Des signes de nos idées, langage artificiel et conventionnel.

Puisque nos actions sont les signes naturels de nos idées, le langage naturel a été appelé, avec beaucoup de raison, langage d’action, par les philosophes qui se sont aperçus les premiers de son existence et de ses conséquences. Il est composé de gestes et de cris.

Le langage artificiel ne néglige aucun de ces moyens ; car nous-mêmes qui nous servons des langues parlées les plus perfectionnées, nous nous aidons encore presque toujours de gestes qui ajoutent à l’effet de nos discours et souvent le modifient ; qui, dans beaucoup d’occasions, changent tout-à-fait le sens de nos paroles, et quelquefois même y suppléent absolument, sur-tout dans les momens où la vivacité de la passion ne permet pas de se contenter d’une expression lente et réfléchie.

Cependant ce sont les signes vocaux dont se forme principalement le langage conventionnel, comme étant plus commodes et susceptibles d’un nombre infiniment plus grand de variétés et de nuances fines et délicates, et peut-être aussi comme étant plus immédiatement l’expression de l’affection éprouvée ; car on agit pour faire et on crie pour dire. Ce sont eux qui composent toutes nos langues parlées ; mais dans ce dernier état, nos signes primitifs sont si dénaturés, que l’on a peine à voir comment ils y sont arrivés. Essayons pourtant d’y parvenir.

Il ne s’agit point ici d’étymologie. La question n’est pas de retrouver comment tous nos mots sont formés les uns des autres, et comment tous dérivent de quelques sons ou syllabes primitives. Ce genre de recherches est utile sous certains rapports ; mais c’est-là la généalogie des sons et non pas celle des idées. Or, ce que nous voulons voir actuellement, c’est comment nos cris naturels deviennent une langue, c’est-à-dire par quelles opérations intellectuelles il se fait qu’ils sont remplacés par des phrases composées de mots, dont aucun ne fait un sens complet à lui seul, et dont même la plupart n’ont absolument aucune signification pris séparément. La série des transmutations successives qui produisent ce dernier ordre de choses, n’est peut-être pas si difficile à retrouver qu’il le semble d’abord.

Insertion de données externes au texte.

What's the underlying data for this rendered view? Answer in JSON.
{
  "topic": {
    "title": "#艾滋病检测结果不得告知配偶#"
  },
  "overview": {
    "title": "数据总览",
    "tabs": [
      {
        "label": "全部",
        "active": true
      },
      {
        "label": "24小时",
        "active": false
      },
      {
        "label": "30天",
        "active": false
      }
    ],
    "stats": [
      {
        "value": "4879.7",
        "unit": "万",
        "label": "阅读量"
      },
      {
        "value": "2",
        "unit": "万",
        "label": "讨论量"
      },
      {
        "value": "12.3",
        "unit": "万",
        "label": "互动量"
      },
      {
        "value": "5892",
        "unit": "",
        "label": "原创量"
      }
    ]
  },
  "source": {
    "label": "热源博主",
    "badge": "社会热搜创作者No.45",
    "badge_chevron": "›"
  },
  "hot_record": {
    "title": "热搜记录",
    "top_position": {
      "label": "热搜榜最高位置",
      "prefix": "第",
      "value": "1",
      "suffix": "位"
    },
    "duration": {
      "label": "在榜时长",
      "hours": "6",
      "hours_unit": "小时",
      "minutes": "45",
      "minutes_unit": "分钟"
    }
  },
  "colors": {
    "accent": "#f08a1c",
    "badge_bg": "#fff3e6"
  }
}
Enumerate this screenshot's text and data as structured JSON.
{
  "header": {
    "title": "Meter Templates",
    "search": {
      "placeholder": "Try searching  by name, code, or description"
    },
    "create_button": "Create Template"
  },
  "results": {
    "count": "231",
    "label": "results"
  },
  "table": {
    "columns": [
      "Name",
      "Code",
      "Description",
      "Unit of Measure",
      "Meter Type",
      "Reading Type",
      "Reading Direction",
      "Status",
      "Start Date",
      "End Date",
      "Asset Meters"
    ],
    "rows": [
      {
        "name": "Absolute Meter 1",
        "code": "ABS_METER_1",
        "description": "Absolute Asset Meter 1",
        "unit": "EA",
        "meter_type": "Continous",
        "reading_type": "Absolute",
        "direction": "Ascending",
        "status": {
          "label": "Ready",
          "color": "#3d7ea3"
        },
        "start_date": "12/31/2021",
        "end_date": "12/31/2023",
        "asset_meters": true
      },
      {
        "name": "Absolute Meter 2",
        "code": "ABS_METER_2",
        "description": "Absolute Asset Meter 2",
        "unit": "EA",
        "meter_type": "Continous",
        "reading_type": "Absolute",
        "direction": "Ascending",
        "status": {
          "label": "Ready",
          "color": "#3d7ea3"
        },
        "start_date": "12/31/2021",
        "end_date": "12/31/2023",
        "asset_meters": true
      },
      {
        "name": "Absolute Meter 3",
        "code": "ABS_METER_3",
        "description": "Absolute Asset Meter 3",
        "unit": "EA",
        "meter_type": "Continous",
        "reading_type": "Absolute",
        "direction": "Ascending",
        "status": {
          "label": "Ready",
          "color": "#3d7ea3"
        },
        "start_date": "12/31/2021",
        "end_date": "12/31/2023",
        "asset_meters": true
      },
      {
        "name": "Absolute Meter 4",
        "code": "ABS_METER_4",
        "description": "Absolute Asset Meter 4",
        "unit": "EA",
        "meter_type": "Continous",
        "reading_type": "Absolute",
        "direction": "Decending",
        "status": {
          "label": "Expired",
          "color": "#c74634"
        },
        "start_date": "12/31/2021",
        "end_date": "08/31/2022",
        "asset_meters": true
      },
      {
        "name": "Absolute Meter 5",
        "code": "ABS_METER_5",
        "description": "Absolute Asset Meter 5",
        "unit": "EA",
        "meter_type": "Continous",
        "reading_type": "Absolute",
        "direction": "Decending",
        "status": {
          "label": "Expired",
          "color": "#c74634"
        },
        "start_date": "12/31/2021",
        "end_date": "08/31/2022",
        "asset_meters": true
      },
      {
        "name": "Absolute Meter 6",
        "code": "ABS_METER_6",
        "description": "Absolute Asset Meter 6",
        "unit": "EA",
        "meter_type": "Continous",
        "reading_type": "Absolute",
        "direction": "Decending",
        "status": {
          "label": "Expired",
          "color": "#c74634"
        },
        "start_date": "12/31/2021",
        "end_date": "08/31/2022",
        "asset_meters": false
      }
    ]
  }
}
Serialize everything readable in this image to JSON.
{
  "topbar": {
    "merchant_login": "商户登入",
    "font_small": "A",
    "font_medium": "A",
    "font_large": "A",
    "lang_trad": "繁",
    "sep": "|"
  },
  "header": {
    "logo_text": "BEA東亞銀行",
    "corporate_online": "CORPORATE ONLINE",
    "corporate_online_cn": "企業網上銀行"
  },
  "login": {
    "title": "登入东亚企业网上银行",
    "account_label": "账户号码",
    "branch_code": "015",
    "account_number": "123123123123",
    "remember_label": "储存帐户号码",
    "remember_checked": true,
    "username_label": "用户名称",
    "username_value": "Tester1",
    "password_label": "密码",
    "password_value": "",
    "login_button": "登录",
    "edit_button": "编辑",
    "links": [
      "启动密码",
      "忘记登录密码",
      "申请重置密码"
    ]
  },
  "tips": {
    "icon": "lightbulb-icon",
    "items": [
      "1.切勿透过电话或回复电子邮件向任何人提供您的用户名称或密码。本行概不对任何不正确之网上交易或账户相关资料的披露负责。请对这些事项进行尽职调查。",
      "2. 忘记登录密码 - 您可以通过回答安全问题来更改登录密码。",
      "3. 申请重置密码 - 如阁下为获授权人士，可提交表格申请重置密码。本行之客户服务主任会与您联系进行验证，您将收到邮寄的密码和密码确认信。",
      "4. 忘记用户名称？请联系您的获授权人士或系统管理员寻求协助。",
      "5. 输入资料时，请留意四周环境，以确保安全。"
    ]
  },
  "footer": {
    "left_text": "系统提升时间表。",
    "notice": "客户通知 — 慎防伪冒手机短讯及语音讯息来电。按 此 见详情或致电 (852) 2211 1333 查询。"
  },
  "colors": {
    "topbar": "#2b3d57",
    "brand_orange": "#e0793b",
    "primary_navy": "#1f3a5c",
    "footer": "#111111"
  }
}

Partons de l’état actuel, et remarquons premièrement que tous nos discours sont composés de ce que nous appelons des propositions, et que toutes nos propositions, de quelques formes diverses qu’elles soient revêtues, peuvent être toutes réduites à des propositions de l’espèce de celles que nous nommons propositions énonciatives ; car quand je dis faites cela, ou qu’est-ce que cela ? je dis réellement : je veux que vous fassiez cela, ou je vous demande ce que c’est que cela. Or, c’est ce que dans l’origine nous exprimons par un seul cri aidé, si l’on veut, de gestes. Nos cris expriment donc d’abord une proposition énonciative toute entière, comme font dans nos langues, les mots que les grammairiens appellent des interjections, et d’autres auxquels ils refusent ce nom, mais auxquels ils devraient le donner, puisqu’ils font le même effet ; tels que oui, non, etc. ; car oui veut dire j’accorde cela, et non, je nie cela. Le premier état des discours est donc d’être composé d’interjections qui expriment chacune une proposition énonciative.

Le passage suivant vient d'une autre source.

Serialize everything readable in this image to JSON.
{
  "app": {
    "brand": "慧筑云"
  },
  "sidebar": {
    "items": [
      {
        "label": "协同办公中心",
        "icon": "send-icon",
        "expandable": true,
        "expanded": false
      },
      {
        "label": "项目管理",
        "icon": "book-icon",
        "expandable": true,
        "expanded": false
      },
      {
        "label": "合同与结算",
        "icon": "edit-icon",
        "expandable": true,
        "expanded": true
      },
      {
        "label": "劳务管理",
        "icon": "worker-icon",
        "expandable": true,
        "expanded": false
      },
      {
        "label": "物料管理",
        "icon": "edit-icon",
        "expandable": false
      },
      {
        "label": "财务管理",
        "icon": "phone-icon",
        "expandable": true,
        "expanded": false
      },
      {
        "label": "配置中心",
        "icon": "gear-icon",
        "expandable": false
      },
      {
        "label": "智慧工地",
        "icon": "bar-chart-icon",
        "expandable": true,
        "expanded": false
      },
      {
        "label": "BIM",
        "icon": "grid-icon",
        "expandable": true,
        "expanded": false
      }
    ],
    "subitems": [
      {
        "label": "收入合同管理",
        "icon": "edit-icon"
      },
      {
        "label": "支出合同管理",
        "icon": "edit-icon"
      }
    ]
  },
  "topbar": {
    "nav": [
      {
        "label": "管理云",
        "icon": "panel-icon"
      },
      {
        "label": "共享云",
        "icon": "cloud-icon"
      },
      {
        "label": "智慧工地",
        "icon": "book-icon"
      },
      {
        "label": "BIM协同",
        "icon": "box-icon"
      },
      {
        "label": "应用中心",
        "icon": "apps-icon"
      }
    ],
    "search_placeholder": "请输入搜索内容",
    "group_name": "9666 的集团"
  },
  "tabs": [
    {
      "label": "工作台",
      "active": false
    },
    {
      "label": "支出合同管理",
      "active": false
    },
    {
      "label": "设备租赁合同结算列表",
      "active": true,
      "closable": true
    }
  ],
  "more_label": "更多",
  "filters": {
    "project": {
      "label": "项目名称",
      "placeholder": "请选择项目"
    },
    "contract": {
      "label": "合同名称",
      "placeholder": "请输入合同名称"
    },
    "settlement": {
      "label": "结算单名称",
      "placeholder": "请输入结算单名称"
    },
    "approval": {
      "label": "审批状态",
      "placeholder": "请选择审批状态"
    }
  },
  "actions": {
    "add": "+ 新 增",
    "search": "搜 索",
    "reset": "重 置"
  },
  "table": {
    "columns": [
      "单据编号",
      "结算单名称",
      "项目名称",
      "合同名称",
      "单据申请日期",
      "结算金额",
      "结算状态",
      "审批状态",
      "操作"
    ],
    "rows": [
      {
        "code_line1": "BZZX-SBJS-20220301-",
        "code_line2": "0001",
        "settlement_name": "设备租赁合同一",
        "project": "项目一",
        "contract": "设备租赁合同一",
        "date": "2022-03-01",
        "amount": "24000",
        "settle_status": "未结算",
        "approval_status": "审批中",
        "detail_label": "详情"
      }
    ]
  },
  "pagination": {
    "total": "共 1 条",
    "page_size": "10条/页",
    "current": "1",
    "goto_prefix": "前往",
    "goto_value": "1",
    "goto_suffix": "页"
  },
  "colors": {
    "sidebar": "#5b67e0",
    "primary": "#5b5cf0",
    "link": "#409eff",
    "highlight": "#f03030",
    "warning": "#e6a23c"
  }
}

Maintenant qu’est-ce qu’une proposition énonciative ? C’est l’énoncé d’un jugement. Et qu’est-ce qu’un jugement ? C’est la perception qu’une idée fait partie d’une autre, peut et doit être attribuée à une autre. Une proposition renferme donc toujours deux idées, le sujet et l’attribut ; et dans l’origine l’interjection ou le cri exprime l’un et l’autre.

On peut même dire que comme nous ne sentons, ne savons et ne connaissons rien que par rapport à nous, l’idée, sujet de la proposition, est toujours en définitif notre moi ; car quand je dis cet arbre est vert, je dis réellement je sens, je sais, je vois que cet arbre est vert. Mais précisément parce que ce préambule se trouve toujours et nécessairement compris dans toutes nos propositions, nous le supprimons quand nous voulons ; et toute idée peut être le sujet de la proposition. Revenons.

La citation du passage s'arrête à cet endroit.